Bu çerçevede bir konuyu da ifade etmek istiyorum. Değerli milletvekilleri, bakın, yüzde 3,5'luk zam, buçukluk zam, kamu görevlilerinin taleplerini, ekonomik beklentilerini karşılamaktan çok uzaktır ve bugün de kamu görevlileri bu konuda bir uyarı eylemi yapmıştır. Şimdi,  böyle bir uyarı eylemine bizim milletvekillerimiz de katıldı. Adana Milletvekillerimiz Ali Halaman, Seyfettin Yılmaz, Mersin Milletvekilimiz Ali Öz, Hasan Hüseyin Türkoğlu katıldılar Abdi İpekçi'de, oraya gittiler, "beraberiz" dediler.

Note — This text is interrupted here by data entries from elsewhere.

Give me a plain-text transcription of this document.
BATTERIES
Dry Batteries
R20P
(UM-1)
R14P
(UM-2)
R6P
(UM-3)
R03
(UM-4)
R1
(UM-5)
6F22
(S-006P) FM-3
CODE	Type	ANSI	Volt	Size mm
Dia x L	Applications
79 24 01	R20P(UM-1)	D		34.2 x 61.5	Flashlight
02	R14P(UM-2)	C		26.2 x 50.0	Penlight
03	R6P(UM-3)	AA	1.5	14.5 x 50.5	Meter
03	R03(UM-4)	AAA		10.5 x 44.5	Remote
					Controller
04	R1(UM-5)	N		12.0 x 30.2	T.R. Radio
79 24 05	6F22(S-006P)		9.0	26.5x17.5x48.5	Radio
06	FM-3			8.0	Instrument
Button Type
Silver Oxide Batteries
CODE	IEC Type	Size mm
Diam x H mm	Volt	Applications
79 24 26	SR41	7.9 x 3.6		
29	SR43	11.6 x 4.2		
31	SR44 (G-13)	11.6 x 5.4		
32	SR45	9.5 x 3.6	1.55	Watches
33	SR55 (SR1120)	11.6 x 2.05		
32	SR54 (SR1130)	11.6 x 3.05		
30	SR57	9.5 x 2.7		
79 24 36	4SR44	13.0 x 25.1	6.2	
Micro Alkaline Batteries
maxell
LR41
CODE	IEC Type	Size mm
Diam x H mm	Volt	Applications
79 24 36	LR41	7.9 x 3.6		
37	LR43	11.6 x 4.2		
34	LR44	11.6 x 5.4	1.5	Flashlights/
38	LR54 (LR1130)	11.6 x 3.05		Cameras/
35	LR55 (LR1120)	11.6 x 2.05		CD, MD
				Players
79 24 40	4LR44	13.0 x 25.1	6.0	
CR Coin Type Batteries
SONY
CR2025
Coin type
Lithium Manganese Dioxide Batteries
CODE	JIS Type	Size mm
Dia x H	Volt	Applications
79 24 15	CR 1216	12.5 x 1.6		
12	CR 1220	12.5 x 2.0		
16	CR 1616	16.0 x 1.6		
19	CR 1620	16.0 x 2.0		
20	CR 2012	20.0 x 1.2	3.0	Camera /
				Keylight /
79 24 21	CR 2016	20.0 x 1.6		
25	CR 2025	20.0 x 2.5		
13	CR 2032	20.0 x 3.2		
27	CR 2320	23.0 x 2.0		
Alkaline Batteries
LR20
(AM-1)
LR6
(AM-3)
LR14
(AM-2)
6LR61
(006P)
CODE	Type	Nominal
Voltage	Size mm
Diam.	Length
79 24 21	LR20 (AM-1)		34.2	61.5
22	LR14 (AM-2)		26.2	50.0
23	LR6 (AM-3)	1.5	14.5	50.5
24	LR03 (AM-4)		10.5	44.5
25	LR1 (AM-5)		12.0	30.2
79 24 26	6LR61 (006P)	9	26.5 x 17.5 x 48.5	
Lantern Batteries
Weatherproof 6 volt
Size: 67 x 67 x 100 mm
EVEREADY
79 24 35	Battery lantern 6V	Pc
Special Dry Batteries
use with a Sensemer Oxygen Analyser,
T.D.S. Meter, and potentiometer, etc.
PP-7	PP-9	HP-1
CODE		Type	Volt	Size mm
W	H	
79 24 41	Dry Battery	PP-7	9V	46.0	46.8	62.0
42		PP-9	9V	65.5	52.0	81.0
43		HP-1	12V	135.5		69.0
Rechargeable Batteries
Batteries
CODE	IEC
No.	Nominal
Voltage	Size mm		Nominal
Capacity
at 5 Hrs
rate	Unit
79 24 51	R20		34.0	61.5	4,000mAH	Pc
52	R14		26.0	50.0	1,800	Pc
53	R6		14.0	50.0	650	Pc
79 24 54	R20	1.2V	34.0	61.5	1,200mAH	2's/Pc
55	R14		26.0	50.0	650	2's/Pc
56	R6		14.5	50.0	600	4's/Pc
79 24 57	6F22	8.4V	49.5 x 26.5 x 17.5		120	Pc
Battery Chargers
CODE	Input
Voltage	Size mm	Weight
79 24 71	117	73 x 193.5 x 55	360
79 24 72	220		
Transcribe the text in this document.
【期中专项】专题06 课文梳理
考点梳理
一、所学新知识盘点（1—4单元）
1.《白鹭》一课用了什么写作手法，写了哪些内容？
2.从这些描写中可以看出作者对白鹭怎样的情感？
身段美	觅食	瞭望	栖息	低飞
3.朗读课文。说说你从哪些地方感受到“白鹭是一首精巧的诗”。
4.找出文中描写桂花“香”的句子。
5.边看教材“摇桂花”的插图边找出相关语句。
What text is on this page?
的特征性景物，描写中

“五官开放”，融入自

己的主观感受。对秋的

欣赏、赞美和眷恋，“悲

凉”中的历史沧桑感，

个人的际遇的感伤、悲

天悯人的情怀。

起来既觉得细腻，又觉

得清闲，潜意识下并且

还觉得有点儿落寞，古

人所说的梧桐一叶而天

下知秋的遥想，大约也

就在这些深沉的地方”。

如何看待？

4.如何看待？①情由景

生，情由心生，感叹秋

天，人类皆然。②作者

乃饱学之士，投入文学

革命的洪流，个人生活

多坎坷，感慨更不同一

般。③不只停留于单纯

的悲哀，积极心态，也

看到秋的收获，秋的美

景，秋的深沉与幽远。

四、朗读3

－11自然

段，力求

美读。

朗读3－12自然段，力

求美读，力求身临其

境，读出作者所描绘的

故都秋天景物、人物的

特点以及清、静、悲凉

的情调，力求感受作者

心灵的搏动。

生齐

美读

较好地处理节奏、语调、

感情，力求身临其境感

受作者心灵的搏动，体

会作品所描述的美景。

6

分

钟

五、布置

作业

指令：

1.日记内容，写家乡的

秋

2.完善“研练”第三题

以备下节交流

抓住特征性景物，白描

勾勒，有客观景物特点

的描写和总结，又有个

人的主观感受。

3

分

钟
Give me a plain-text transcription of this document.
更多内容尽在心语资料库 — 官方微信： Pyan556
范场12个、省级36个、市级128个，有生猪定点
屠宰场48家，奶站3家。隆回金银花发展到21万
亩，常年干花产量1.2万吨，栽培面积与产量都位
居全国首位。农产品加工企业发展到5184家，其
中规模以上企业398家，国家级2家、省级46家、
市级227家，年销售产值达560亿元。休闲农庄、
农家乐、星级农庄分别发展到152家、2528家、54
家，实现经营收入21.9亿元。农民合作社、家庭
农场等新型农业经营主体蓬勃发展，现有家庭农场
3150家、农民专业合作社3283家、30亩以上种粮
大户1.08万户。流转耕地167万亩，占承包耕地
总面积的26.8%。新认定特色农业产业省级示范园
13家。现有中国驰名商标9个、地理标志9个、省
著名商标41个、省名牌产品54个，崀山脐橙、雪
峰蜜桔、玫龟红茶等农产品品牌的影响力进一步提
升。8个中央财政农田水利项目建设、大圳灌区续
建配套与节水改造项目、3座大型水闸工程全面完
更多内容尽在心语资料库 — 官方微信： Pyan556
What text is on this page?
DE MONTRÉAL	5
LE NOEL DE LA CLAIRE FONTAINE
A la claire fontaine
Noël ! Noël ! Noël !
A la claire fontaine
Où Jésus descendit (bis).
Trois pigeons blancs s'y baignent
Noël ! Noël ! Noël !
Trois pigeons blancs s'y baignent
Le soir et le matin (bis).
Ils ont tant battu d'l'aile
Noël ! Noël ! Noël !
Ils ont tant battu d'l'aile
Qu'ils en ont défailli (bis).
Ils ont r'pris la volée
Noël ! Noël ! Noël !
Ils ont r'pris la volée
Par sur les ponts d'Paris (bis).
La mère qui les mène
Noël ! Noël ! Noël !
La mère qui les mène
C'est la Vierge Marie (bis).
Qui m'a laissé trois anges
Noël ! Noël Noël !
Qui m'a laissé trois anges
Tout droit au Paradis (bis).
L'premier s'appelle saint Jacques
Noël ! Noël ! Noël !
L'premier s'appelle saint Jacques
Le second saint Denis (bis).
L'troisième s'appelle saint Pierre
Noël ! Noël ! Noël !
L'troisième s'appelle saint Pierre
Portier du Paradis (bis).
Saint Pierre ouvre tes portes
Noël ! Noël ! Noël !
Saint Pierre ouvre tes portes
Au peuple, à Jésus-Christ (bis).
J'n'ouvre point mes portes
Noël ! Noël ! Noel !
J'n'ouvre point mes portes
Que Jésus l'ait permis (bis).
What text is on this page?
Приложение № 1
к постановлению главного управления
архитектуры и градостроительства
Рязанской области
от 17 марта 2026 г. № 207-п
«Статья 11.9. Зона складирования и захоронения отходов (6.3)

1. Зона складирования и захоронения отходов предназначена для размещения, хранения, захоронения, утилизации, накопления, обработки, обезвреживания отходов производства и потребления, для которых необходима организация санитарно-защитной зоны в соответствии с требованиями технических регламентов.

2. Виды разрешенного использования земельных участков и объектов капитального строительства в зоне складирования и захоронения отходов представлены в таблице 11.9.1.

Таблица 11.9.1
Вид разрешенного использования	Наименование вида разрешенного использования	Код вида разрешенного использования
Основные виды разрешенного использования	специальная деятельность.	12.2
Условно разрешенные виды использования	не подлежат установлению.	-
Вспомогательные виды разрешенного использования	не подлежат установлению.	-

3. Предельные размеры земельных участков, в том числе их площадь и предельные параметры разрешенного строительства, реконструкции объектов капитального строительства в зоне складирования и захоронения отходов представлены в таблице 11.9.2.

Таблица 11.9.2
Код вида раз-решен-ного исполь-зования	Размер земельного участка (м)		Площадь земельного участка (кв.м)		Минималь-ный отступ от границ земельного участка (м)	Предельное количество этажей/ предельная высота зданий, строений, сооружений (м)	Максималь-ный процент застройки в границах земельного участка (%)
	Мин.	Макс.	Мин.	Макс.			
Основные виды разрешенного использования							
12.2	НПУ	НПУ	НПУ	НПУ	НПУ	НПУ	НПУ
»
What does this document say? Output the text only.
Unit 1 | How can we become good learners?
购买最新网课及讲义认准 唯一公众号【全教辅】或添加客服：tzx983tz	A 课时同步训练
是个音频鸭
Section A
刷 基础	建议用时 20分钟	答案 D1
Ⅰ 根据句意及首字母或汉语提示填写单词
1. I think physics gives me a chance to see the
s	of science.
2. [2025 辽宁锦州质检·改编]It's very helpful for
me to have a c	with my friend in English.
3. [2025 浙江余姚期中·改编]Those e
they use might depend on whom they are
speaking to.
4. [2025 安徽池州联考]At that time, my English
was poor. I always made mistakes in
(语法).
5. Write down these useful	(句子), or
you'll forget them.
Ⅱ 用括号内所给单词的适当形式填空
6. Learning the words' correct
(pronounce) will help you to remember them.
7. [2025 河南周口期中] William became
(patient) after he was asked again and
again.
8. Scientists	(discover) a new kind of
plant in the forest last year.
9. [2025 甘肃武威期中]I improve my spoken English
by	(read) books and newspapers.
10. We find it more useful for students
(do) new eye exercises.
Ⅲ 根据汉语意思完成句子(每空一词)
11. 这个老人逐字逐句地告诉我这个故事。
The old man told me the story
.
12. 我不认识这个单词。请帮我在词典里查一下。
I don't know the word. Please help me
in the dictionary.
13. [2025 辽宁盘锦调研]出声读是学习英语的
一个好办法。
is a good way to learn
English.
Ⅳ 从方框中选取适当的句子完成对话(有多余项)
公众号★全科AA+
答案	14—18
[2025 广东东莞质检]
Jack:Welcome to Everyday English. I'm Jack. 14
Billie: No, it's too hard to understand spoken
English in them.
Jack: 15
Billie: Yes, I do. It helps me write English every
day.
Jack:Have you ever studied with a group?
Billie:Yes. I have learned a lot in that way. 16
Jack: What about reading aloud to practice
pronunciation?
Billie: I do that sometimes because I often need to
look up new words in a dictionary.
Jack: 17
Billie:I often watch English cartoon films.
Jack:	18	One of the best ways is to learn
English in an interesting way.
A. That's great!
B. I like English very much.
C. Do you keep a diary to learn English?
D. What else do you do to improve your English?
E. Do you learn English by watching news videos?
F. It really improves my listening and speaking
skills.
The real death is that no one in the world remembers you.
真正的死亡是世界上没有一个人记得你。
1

Eylem bitmiş, dönerken, maalesef müdahale yapılmış, ayakları kırılanlar var, biber gazı sıkılmış.

Değerli arkadaşlarım, yani böyle bir yöntem? Yani devlet memurları toplu sözleşme ararken coplu sözleşmeye dönüştü. Nasıl olacak? Bu sindirme? Bakın, toplumsal olaylarda, bu tür sosyoekonomik olaylarda, baskıyla, tehditle, şiddetle, copla, biber gazıyla toplumu sindirmek uygun bir yönetim modeli değildir.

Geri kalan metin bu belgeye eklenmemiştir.